Mid-level health workers (MLHWs) form the front-line of service delivery in many low- and middle-income countries. Supervision is a critical institutional intervention linking their work to the health system, and it consists of activities intended to support health workers’ motivation and enable them to perform. However its impact depends not only on the frequency of these activities but also how they are carried out and received. This study aims to deepen understanding of the mechanisms through which supervision activities support the performance of auxiliary nurses, a cadre of MLHWs, in rural Guatemala.
A multiple case study was conducted to examine the operation of supervision of five health posts using a realist evaluation approach. A program theory was formulated describing local understanding of how supervision activities are intended to work. Data was collected through interviews and document review to test the theory. Analysis focused on comparison of activities, outcomes, mechanisms and the influence of context across cases, leading to revision of the program theory.

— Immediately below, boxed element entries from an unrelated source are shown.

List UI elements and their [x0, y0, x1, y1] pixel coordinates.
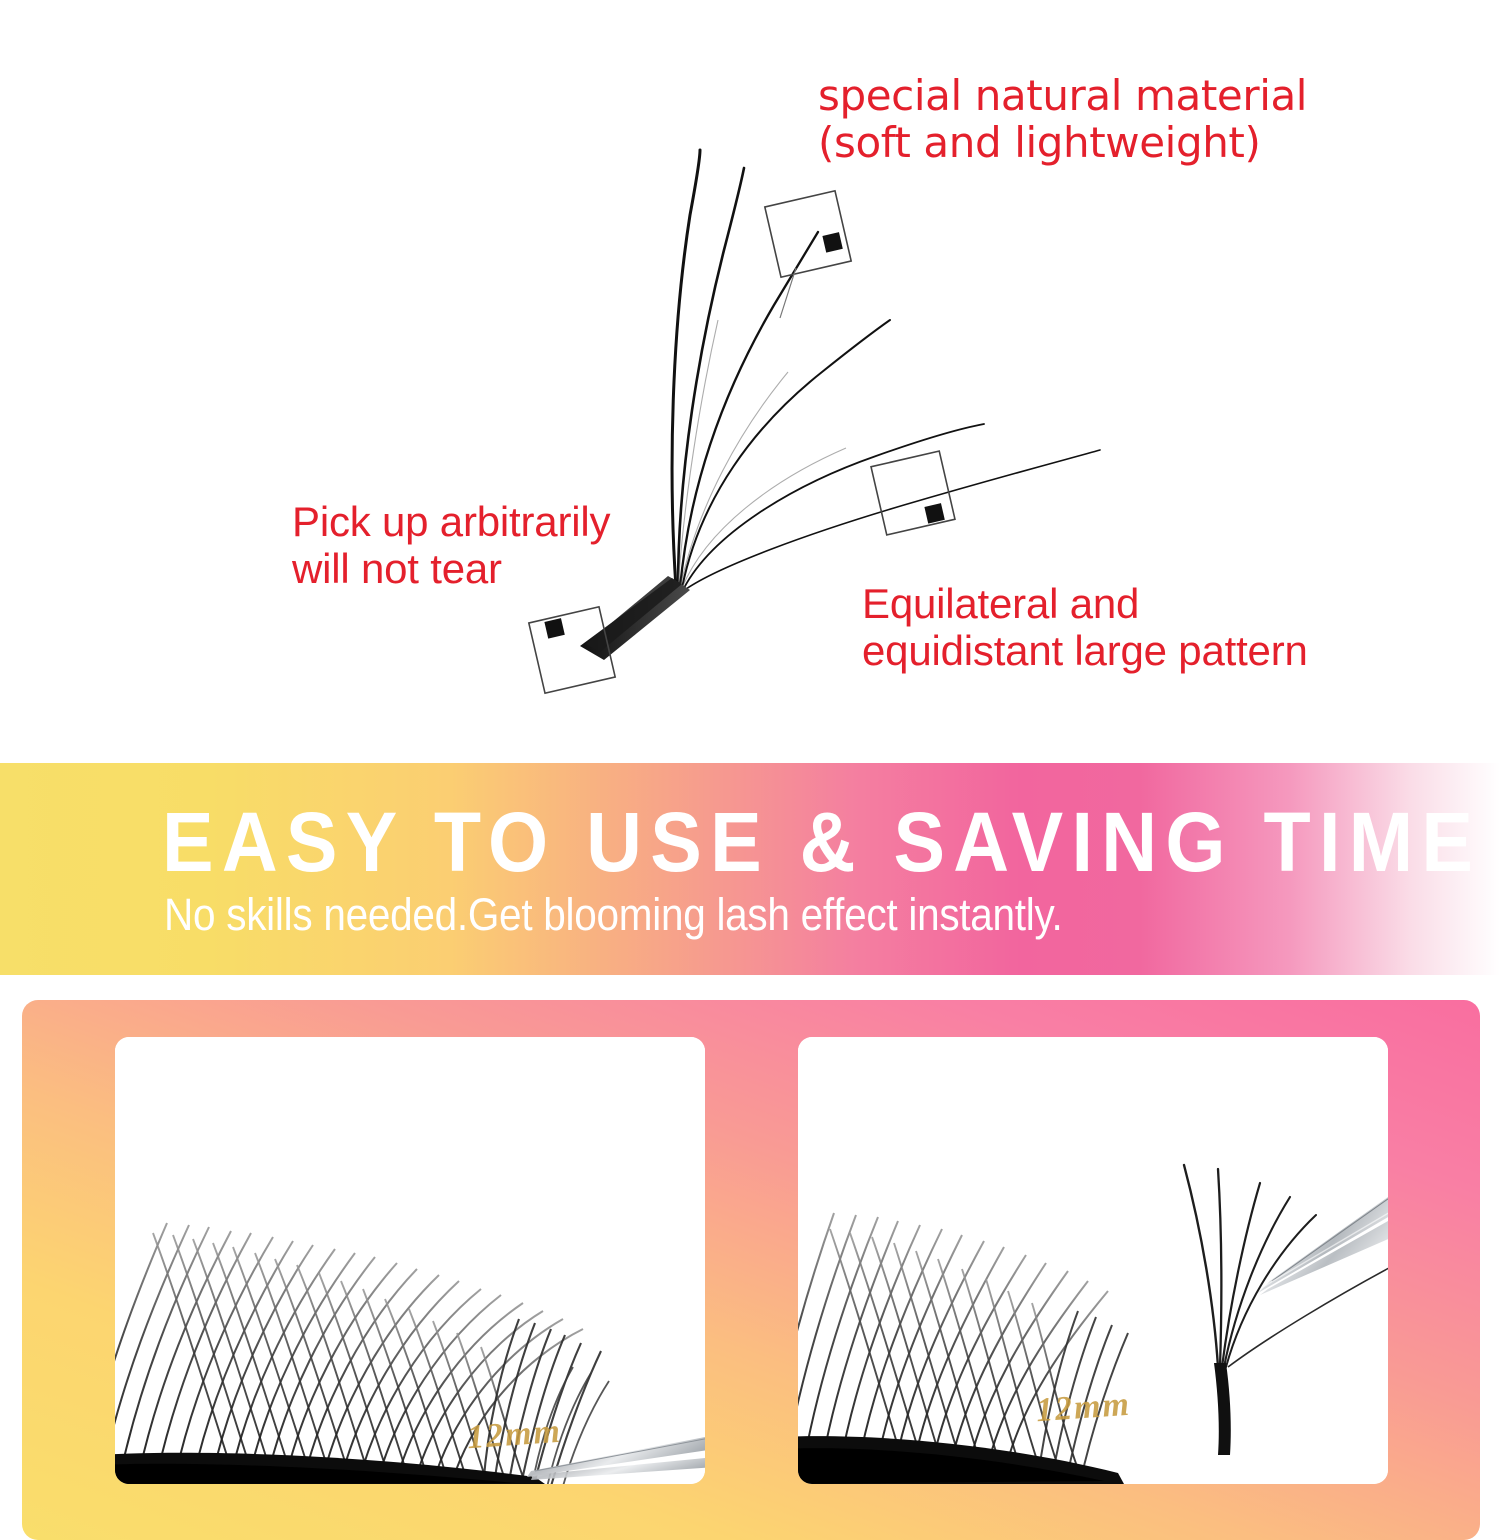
callout-material-text: special natural material (soft and light…	[818, 72, 1307, 166]
callout-equilateral-text: Equilateral and equidistant large patter…	[862, 580, 1308, 674]
lash-wisps	[678, 320, 846, 588]
photo-card-lash-pickup[interactable]: 12mm	[798, 1037, 1388, 1484]
banner-subtitle: No skills needed.Get blooming lash effec…	[164, 890, 1316, 940]
lash-strand-4	[682, 320, 890, 588]
lash-strands	[672, 150, 1100, 589]
callout-marker-middle	[871, 451, 955, 535]
lash-tray-photo	[115, 1037, 705, 1484]
lash-fan-pickup-photo	[798, 1037, 1388, 1484]
banner-title: EASY TO USE & SAVING TIME	[162, 798, 1321, 886]
callout-pickup-text: Pick up arbitrarily will not tear	[292, 498, 610, 592]
lash-strand-1	[672, 150, 700, 588]
photo-card-lash-tray[interactable]: 12mm	[115, 1037, 705, 1484]
photo-panel: 12mm	[22, 1000, 1480, 1540]
lash-illustration-section: special natural material (soft and light…	[0, 0, 1500, 758]
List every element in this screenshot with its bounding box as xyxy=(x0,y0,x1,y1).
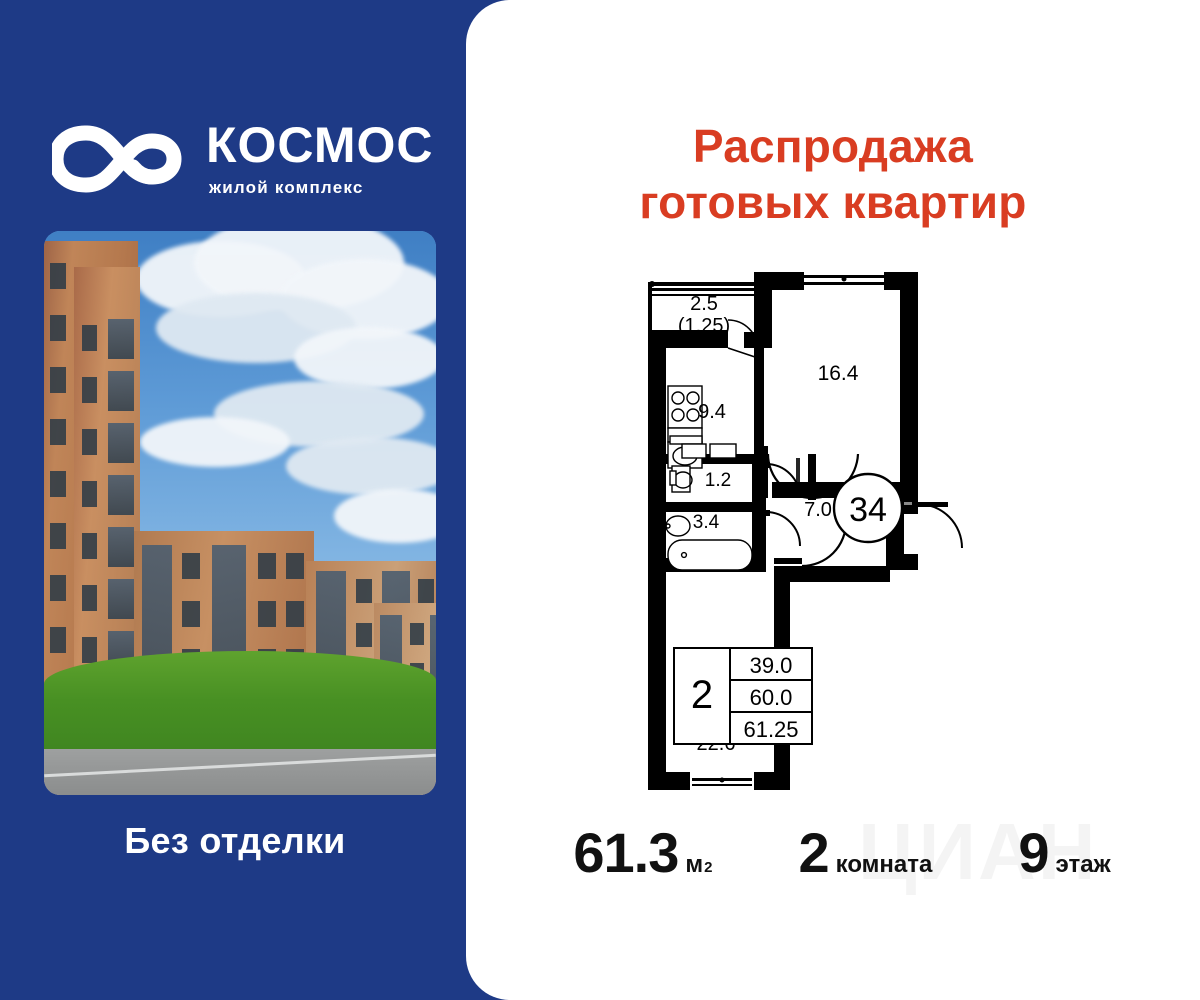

The supervisor’s orientation was identified as the main mechanism contributing to variation observed in activities and their outcomes. Managerial control was the dominant orientation, reflecting the influence of standardized performance criteria and institutional culture. Humanized support was present in one case where the auxiliary nurse was motivated by the sense that the full scope of her work was valued. This orientation reflected the supervisor’s integration of her professional identity as a nurse.
The nature of the support health workers received was shaped by supervisors’ orientation, and in this study, nursing principles were central to humanized support. Efforts to strengthen the support that supervision provides to MLHWs should promote professional ethos as a means of developing shared performance goals and orient supervisors to a more holistic view of the health worker and their work.